P55. Dendritic cell vaccination for postremission therapy in AML.

Cellular immunotherapy is a highly effective treatment option for patients with acute myeloid leukaemia (AML) as shown by the low relapse rate after allogeneic stem cell transplantation. However, many patients are not eligible for this treatment. This has lead to the development of various immunotherapeutic approaches that aim at inducing autologous cellular and humoral immune responses against AML and specifically against residual leukaemic stem cells (LSCs). Dendritic cells (DCs) are important regulators of the human immune response.
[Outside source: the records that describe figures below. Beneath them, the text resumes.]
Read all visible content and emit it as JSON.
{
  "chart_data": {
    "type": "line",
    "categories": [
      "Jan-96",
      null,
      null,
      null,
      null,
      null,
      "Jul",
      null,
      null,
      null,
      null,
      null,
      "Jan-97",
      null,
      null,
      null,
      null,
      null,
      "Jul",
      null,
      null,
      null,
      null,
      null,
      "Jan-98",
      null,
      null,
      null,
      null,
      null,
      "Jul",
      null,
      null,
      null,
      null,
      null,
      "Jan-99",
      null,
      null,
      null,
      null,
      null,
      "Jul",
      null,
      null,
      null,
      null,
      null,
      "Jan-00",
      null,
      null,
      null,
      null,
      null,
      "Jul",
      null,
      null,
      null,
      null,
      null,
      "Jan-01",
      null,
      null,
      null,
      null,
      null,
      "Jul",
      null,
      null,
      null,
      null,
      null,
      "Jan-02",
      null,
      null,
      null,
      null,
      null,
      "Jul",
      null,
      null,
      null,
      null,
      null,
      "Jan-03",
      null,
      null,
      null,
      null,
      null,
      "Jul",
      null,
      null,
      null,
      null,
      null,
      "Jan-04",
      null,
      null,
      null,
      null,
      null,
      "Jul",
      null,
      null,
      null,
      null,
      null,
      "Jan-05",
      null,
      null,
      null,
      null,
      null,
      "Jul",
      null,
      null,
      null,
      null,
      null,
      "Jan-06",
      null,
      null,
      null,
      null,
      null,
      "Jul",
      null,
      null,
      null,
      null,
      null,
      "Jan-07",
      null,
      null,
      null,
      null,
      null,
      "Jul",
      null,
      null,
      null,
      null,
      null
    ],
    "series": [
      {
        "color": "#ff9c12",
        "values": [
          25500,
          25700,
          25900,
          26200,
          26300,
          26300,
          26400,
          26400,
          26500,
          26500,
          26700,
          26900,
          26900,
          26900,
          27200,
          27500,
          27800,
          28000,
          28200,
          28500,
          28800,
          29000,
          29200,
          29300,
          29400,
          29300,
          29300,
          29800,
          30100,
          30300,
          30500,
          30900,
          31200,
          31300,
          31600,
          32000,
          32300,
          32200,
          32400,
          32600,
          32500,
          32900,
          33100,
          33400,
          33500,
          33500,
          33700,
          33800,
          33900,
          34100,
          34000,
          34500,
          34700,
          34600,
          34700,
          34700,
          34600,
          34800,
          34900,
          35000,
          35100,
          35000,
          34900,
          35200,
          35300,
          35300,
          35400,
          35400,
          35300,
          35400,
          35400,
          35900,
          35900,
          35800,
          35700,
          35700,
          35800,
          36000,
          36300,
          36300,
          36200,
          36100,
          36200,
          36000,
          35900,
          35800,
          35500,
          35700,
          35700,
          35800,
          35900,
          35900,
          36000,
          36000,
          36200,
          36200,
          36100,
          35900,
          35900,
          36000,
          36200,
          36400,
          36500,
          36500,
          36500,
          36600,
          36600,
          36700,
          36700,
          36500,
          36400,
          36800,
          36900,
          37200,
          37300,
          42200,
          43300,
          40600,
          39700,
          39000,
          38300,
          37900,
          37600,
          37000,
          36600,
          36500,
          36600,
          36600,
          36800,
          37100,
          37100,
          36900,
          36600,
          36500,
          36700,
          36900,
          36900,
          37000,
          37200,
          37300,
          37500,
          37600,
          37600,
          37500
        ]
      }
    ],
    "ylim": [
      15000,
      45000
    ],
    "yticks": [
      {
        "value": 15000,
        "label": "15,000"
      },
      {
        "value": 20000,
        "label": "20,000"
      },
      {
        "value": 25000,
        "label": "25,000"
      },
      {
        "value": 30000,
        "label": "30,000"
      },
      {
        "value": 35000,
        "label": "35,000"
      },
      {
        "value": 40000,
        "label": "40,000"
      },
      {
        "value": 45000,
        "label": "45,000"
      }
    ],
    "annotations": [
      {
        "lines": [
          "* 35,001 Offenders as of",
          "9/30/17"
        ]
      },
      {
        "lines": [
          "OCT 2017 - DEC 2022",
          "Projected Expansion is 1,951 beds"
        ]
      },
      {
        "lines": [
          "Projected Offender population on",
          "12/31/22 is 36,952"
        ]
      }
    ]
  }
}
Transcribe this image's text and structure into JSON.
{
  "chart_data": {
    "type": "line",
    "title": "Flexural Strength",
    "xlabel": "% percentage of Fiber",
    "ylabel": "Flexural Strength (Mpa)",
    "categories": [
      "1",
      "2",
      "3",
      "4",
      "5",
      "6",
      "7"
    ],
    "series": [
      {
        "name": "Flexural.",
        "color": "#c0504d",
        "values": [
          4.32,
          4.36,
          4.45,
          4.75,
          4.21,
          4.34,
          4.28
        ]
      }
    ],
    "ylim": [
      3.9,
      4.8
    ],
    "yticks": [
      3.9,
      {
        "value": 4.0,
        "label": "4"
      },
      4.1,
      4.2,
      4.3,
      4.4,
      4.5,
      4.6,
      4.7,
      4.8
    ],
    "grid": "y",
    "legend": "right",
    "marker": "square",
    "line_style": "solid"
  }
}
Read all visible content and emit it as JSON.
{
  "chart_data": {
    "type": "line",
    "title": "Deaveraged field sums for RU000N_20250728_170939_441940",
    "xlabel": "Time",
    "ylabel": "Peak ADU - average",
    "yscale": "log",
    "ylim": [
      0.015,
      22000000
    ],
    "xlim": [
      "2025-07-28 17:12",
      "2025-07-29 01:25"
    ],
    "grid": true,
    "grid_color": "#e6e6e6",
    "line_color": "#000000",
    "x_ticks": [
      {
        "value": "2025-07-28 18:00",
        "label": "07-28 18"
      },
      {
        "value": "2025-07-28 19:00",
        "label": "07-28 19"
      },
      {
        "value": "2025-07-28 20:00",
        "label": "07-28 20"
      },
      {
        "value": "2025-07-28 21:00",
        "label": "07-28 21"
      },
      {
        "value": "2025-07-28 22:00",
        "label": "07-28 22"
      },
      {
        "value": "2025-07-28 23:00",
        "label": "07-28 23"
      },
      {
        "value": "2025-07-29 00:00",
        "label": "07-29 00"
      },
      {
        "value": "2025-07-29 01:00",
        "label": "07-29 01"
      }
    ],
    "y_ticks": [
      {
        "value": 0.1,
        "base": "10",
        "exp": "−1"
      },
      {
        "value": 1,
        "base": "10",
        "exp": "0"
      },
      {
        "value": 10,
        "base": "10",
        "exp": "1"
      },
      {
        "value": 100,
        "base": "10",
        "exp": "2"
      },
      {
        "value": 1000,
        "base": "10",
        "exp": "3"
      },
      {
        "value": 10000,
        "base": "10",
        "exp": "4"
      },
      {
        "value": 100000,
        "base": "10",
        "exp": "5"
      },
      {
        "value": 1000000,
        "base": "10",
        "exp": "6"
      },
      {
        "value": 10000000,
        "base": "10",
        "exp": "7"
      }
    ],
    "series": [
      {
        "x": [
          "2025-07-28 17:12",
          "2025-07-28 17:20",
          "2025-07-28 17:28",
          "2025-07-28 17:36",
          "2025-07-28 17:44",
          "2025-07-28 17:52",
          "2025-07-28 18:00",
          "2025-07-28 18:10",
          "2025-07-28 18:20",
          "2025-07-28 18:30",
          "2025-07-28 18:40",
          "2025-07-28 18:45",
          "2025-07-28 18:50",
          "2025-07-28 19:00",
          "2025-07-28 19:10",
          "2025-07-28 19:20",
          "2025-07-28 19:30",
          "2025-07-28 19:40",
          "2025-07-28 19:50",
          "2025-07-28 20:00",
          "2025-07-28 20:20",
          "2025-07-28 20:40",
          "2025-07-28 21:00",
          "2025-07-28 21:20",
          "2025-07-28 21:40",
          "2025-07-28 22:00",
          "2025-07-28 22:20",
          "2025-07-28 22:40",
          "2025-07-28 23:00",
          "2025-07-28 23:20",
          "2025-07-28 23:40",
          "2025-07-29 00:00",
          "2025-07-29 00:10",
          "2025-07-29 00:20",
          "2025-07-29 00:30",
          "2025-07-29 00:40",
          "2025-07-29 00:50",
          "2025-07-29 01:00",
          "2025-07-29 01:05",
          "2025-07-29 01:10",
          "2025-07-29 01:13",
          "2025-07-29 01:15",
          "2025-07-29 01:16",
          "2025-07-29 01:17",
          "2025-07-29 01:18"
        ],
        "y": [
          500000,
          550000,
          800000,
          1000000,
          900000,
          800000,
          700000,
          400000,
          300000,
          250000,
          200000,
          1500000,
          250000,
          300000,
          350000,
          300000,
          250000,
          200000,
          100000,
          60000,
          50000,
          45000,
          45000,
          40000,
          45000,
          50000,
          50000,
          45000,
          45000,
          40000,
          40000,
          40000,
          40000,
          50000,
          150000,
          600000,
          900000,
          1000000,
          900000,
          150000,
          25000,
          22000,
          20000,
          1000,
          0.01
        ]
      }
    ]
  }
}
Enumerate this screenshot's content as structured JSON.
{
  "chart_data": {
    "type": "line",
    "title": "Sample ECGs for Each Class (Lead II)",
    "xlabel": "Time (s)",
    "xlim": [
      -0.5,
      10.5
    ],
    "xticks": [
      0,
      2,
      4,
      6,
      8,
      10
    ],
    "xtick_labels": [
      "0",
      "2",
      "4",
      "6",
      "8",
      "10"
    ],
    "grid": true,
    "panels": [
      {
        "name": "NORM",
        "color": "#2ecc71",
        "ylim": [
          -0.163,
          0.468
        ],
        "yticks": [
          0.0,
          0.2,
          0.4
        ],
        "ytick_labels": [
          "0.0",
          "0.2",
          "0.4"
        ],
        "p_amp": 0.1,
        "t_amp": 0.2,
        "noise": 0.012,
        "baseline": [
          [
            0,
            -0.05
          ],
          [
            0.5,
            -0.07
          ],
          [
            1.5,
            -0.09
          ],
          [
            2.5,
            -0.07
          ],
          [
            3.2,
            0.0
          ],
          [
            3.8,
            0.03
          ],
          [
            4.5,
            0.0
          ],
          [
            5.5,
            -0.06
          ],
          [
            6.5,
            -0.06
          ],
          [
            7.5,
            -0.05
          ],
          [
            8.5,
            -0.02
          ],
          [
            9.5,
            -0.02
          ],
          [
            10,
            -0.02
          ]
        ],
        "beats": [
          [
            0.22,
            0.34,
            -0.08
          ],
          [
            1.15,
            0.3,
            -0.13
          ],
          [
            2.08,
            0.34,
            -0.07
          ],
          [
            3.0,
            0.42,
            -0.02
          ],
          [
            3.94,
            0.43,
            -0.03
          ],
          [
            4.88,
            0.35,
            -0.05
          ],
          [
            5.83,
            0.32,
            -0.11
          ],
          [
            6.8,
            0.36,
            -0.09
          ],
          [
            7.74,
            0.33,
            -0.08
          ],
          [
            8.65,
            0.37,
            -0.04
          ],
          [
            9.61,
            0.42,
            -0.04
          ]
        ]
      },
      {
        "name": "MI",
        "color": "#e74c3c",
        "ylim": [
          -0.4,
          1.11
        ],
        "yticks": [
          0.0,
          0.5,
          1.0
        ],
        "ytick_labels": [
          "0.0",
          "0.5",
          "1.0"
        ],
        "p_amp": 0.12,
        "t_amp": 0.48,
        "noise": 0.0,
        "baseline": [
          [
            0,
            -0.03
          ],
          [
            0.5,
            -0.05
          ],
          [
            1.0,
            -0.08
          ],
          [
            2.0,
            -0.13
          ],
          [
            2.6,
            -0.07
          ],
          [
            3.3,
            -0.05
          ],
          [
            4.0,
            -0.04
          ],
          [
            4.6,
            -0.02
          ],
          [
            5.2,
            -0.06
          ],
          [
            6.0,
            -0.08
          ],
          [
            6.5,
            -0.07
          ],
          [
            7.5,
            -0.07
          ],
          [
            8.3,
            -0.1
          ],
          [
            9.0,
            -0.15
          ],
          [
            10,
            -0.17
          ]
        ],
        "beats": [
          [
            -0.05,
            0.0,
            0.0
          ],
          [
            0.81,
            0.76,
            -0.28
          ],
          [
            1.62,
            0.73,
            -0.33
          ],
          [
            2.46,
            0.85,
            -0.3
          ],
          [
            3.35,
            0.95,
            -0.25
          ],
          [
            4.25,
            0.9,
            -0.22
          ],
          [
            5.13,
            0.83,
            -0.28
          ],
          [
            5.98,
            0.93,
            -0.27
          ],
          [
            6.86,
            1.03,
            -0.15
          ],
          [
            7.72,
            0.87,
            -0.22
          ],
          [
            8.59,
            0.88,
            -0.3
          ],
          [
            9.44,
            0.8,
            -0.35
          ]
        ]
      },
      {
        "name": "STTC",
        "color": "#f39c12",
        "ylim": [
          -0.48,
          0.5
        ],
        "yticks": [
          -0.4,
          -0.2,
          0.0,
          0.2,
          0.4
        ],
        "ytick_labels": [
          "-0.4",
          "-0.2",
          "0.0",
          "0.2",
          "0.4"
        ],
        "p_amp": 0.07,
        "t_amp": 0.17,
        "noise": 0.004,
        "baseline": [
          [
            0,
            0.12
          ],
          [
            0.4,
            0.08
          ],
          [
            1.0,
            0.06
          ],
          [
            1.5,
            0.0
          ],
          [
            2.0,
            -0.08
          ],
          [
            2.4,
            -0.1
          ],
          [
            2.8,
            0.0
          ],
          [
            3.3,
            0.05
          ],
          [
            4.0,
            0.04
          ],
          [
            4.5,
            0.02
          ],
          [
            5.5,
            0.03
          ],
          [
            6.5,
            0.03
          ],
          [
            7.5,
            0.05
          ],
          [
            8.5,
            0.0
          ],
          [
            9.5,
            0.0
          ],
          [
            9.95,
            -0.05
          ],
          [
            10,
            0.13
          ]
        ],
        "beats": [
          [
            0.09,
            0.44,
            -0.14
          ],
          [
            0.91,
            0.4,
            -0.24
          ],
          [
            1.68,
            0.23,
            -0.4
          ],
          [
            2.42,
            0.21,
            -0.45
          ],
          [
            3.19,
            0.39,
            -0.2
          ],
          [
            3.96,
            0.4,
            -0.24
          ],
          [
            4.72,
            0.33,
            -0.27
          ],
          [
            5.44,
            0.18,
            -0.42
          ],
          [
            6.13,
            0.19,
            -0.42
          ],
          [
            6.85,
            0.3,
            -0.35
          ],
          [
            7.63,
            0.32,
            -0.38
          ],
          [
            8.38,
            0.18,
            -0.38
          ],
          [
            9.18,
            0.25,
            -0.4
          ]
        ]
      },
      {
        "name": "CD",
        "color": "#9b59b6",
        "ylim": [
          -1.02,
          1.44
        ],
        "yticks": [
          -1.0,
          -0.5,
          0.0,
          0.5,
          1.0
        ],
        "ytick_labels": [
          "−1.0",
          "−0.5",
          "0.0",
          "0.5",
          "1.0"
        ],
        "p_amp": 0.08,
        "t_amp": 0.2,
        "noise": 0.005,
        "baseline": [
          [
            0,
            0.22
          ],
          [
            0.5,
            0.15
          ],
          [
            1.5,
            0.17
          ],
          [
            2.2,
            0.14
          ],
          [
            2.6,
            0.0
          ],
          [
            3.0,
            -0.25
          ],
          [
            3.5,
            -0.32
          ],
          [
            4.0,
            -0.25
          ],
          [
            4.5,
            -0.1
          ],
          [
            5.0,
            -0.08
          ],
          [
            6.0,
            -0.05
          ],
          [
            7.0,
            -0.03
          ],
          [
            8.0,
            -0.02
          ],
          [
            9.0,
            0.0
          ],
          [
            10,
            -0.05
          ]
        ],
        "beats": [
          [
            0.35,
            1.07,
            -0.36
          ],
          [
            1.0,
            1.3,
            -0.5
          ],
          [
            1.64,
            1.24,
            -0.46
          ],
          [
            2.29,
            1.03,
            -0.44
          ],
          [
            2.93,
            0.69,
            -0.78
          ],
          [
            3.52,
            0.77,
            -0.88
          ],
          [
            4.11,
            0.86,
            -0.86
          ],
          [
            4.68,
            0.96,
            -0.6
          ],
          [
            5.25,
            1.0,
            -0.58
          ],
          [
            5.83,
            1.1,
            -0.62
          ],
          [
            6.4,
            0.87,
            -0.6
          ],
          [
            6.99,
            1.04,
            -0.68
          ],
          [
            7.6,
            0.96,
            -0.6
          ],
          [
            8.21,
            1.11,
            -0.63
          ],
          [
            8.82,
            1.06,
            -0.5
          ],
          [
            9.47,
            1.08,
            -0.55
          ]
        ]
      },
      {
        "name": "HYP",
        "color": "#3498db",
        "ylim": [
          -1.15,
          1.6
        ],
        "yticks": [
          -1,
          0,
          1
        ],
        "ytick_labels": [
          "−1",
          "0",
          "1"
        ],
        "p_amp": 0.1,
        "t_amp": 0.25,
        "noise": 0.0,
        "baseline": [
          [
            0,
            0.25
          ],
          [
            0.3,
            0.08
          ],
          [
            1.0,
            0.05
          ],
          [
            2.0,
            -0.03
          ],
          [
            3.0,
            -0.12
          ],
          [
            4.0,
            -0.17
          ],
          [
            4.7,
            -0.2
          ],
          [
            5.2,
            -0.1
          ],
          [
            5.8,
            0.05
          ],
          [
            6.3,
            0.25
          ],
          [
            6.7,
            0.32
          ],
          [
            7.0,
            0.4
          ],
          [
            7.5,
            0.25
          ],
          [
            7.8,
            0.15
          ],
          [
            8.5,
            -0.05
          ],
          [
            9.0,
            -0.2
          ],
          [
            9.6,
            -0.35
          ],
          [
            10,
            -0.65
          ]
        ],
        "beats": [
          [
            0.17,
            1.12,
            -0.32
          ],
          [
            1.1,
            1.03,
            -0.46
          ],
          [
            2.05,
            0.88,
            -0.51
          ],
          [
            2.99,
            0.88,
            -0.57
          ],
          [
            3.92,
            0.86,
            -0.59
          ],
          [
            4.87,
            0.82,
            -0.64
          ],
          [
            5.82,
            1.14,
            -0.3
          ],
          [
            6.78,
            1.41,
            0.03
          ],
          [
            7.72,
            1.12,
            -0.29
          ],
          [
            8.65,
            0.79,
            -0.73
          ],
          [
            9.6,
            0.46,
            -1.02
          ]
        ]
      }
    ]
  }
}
We have developed a three-day DC manufacturing protocol that starts with peripheral blood monocytes, e.g. from AML patients in remission following intensive chemotherapy. By using a cytokine cocktail containing a synthetic TLR7/8 agonist, the resulting DCs develop improved immunogenicity. For healthy donors as well as for AML patients, we were able to show that these DCs display a positive costimulatory profile, secrete high levels of IL-12p70, show chemotaxis to CCR7 ligands, and activate NK cells. After loading the DCs with mRNA, they effectively induce antigen-specific T cell responses with a strong type-1 polarization. Due to these properties, this DC type seems highly suitable for application in cancer immunotherapy. We have recently initiated a phase I/II clinical trial for the application of these DCs in the setting of AML postremission strategy. WT1 and PRAME were chosen as leukaemia-associated antigens due to their overexpression on leukaemic blasts and specifically on cells that are enriched for LSCs. DCs transfected with mRNA encoding CMV-pp65 are included into the vaccine as an adjuvant as well as a surrogate antigen. 20 patients with a non-favourable risk profile or with confirmed minimal residual disease (MRD), but who are not eligible for allogeneic stem cell transplantation, will be included. The primary objective of this study is to evaluate feasibility and safety of this immunotherapeutic approach. Important secondary endpoints are immune responses to the applied antigens and MRD control. First results of this study will be presented.